In recent weeks, the SEC has reportedly sent letters of inquiry to approximately ten different financial firms. The letters, which are part of an industry-wide sweep, focus on those firms' involvement with sovereign wealth funds. According to reports, the letters do not contain allegations of bribery, but ask about recipients' connections to sovereign wealth funds and request that the firms retain documents related to their dealings.

In FCPA investigations, it is customary for the DOJ and SEC to communicate and coordinate in order to fully examine the scope of the violation and to effectively enforce the regulations. Cross-border regulation and increased cooperation between the DOJ, SEC and national law enforcement and regulatory authorities has substantially increased the risk of multi-national, coordinated enforcement actions for financial firms.

In light of the recent DOJ and SEC investigations, financial institutions and entities that have had business dealings with sovereign wealth funds should proactively assess any potential FCPA issues. In addition, banks and financial institutions that provide financing to private equity funds that count sovereign wealth funds among their investors should be aware of risks associated with such funds.

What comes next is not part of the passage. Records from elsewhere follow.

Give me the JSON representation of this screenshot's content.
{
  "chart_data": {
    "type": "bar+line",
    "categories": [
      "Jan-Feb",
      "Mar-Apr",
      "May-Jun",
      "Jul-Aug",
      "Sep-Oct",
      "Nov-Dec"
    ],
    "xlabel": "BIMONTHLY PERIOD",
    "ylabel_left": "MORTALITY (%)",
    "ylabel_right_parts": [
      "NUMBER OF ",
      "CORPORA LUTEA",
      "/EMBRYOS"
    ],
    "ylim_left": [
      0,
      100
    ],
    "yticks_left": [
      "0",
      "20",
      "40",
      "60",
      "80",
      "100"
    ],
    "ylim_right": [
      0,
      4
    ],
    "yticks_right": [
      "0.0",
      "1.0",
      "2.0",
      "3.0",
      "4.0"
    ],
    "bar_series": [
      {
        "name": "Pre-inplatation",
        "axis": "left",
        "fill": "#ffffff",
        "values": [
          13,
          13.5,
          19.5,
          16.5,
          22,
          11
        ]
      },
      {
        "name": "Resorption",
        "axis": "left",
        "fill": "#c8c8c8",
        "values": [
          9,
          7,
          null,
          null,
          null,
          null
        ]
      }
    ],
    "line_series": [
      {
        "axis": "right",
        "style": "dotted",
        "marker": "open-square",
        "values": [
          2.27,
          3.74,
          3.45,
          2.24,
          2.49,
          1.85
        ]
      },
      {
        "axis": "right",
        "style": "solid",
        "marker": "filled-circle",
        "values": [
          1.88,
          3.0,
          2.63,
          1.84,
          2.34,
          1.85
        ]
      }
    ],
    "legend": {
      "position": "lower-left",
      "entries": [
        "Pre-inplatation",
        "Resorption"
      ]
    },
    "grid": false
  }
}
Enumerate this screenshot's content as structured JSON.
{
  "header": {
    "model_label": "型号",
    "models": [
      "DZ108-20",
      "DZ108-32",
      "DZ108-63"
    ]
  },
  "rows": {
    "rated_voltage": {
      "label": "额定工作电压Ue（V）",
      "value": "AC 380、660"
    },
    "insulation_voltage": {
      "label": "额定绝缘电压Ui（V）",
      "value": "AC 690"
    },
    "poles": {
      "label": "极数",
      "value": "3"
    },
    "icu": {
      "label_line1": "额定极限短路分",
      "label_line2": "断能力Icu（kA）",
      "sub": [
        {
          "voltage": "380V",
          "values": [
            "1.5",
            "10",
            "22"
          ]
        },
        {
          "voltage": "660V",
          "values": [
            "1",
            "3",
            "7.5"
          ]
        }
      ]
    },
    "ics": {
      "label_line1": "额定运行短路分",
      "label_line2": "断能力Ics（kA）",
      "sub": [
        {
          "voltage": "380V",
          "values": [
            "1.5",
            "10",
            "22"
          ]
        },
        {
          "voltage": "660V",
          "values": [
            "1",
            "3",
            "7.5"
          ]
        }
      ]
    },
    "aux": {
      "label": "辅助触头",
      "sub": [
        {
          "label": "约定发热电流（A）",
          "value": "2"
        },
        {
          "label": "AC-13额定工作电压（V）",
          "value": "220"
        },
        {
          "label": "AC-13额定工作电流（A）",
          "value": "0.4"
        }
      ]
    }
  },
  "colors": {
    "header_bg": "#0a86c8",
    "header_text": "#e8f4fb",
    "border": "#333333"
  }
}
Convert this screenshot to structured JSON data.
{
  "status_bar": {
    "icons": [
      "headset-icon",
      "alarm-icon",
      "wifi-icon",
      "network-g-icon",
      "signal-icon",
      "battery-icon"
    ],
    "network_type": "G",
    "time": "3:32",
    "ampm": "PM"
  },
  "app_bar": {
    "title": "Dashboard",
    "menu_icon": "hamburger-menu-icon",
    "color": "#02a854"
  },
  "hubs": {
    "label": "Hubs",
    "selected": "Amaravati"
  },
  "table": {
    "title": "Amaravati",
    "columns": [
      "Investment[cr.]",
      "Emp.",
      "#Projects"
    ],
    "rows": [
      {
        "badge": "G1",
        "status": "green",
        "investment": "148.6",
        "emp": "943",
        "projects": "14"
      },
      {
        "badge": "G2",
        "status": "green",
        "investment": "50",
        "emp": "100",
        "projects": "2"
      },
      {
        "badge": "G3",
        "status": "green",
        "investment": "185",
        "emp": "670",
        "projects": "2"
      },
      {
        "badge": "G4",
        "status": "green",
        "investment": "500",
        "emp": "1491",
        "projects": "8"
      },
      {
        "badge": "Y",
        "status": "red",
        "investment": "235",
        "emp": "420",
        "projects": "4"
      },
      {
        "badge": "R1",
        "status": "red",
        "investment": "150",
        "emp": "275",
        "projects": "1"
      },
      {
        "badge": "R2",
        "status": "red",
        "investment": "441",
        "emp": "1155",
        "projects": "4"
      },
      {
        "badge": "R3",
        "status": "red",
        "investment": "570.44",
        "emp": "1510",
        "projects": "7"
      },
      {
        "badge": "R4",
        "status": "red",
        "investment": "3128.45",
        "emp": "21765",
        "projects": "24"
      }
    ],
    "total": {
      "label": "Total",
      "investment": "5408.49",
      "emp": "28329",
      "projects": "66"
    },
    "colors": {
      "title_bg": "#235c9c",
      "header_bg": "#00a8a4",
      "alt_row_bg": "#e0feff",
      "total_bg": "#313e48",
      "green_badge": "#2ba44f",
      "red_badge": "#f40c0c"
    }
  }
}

Normally, the DOJ and the SEC will begin an industry probe with certain high-profile companies and then expand the inquiry throughout the industry to cover mid-size and smaller entities, along with private individuals. With this in mind, banks, financial institutions and private funds doing business with foreign government officials and/or foreign government-owned entities should consider examining their anti-bribery policies and procedures to ensure compliance with the FCPA.